In the UK, the interpretation of the Proceeds of Crime Act 2002 when using asset confiscation as a weapon in the criminal regulators’ arsenal of sanctions will continue to develop and solidify over time. However, in recent years it seems that the courts, lawyers and regulators alike struggle to understand the spirit of the law. On one hand the prosecutors seem to be applying the “lifestyle” assumptions with complete abandon whereas the court, while certainly not ignoring the law, on occasions comes up with common sense judgements when enforcing what many commentators have labelled as “Draconian” legislation.
What is criminal benefit and how much might be realised during confiscation is commonly disputed and was a notable issue in the recent R – v – May appeal during 2008. The judge had originally reduced an individual’s benefit by the amount of monies recovered elsewhere in a fraudulent matter. It was subsequently ruled that he had erred in doing this as he had been confusing realisable assets with benefit.

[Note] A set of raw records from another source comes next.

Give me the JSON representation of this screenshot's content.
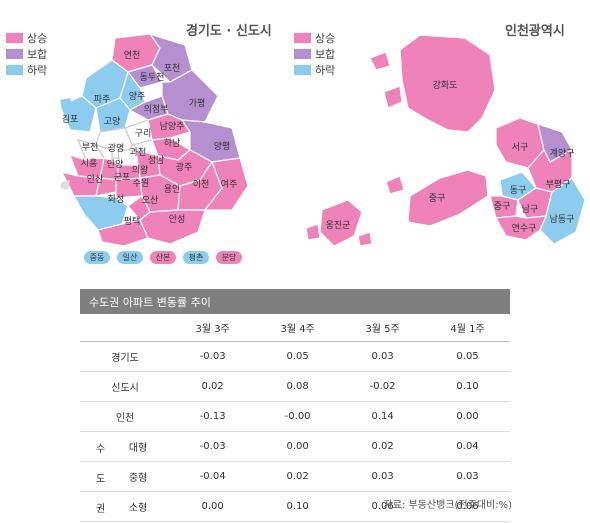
{
  "maps": {
    "gyeonggi": {
      "title": "경기도 · 신도시",
      "legend": [
        {
          "label": "상승",
          "color": "#ee82b9"
        },
        {
          "label": "보합",
          "color": "#b58fd0"
        },
        {
          "label": "하락",
          "color": "#8ccdef"
        }
      ],
      "regions": {
        "yeoncheon": "연천",
        "pocheon": "포천",
        "dongducheon": "동두천",
        "yangju": "양주",
        "paju": "파주",
        "uijeongbu": "의정부",
        "gapyeong": "가평",
        "gimpo": "김포",
        "goyang": "고양",
        "guri": "구리",
        "namyangju": "남양주",
        "bucheon": "부천",
        "gwangmyeong": "광명",
        "gwacheon": "과천",
        "hanam": "하남",
        "yangpyeong": "양평",
        "siheung": "시흥",
        "anyang": "안양",
        "uiwang": "의왕",
        "seongnam": "성남",
        "ansan": "안산",
        "gunpo": "군포",
        "suwon": "수원",
        "gwangju": "광주",
        "yongin": "용인",
        "icheon": "이천",
        "yeoju": "여주",
        "hwaseong": "화성",
        "osan": "오산",
        "pyeongtaek": "평택",
        "anseong": "안성"
      },
      "new_towns": [
        {
          "label": "중동",
          "color": "#8ccdef"
        },
        {
          "label": "일산",
          "color": "#8ccdef"
        },
        {
          "label": "산본",
          "color": "#ee82b9"
        },
        {
          "label": "평촌",
          "color": "#8ccdef"
        },
        {
          "label": "분당",
          "color": "#ee82b9"
        }
      ]
    },
    "incheon": {
      "title": "인천광역시",
      "legend": [
        {
          "label": "상승",
          "color": "#ee82b9"
        },
        {
          "label": "보합",
          "color": "#b58fd0"
        },
        {
          "label": "하락",
          "color": "#8ccdef"
        }
      ],
      "regions": {
        "ganghwa": "강화도",
        "seogu": "서구",
        "gyeyang": "계양구",
        "donggu": "동구",
        "bupyeong": "부평구",
        "junggu_island": "중구",
        "junggu": "중구",
        "namgu": "남구",
        "namdong": "남동구",
        "yeonsu": "연수구",
        "ongjin": "옹진군"
      }
    }
  },
  "table": {
    "title": "수도권 아파트 변동률 추이",
    "columns": [
      "3월 3주",
      "3월 4주",
      "3월 5주",
      "4월 1주"
    ],
    "rows": [
      {
        "label": "경기도",
        "values": [
          "-0.03",
          "0.05",
          "0.03",
          "0.05"
        ]
      },
      {
        "label": "신도시",
        "values": [
          "0.02",
          "0.08",
          "-0.02",
          "0.10"
        ]
      },
      {
        "label": "인천",
        "values": [
          "-0.13",
          "-0.00",
          "0.14",
          "0.00"
        ]
      }
    ],
    "group_label": [
      "수",
      "도",
      "권"
    ],
    "group_rows": [
      {
        "label": "대형",
        "values": [
          "-0.03",
          "0.00",
          "0.02",
          "0.04"
        ]
      },
      {
        "label": "중형",
        "values": [
          "-0.04",
          "0.02",
          "0.03",
          "0.03"
        ]
      },
      {
        "label": "소형",
        "values": [
          "0.00",
          "0.10",
          "0.06",
          "0.06"
        ]
      }
    ],
    "source": "자료: 부동산뱅크(전주대비:%)"
  }
}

What is clear after this decision is that the benefit obtained from money laundering for the purpose of the Proceeds of Crime framework is not the profit (or commission earned) of carrying out the crime but the sum of the criminal property dealt with. This means that if you facilitate the laundering of a million pounds for a friend for a £10,000 fee, your benefit will be assessed at the level of one million pounds. Put simply, it is the amount of criminal proceeds flowing through your hands.
The quantum of recovery can therefore be much more than the cash earned by doing the crime! This is the case if a person is deemed to have a criminal lifestyle. Then it is not just the value of the particular criminal conduct that has taken place that becomes the benefit, but the value of all assets owned and monies transacted during the previous six years. So in theory, if you fail to pay a few parking tickets you stand to lose your house, car and life savings.
It is up to a defendant to prove that all monies passing through his or her bank account do not represent the proceeds of criminal activity. This means that all income must be verified. This is easy for an average employee whose main income will be a salary through the PAYE system with perhaps an occasional injection of funds from an identifiable source such as parental gift or lottery win. It is not so easy for the person who has lived as a wheeler and dealer, often paying little or no tax and certainly keeping only minimal accounting records. Explaining cash receipts into a bank account can be difficult and the Prosecution will always assume these to be benefit. Furthermore, when assessing realisable assets all payments out of a bank account will be deemed to be dispersal of criminal proceeds as “hidden assets” unless the purchase can be identified clearly. Identifying these transactions, which are often simply innocent household outgoings, can be difficult without a properly documented paper trail.
The system penalises those that do not live a conventional lifestyle, dealing in cash and therefore very often not paying appropriate taxes. It is a lesson for those that do deal in cash but otherwise keep their legal obligations up to date – to keep good records!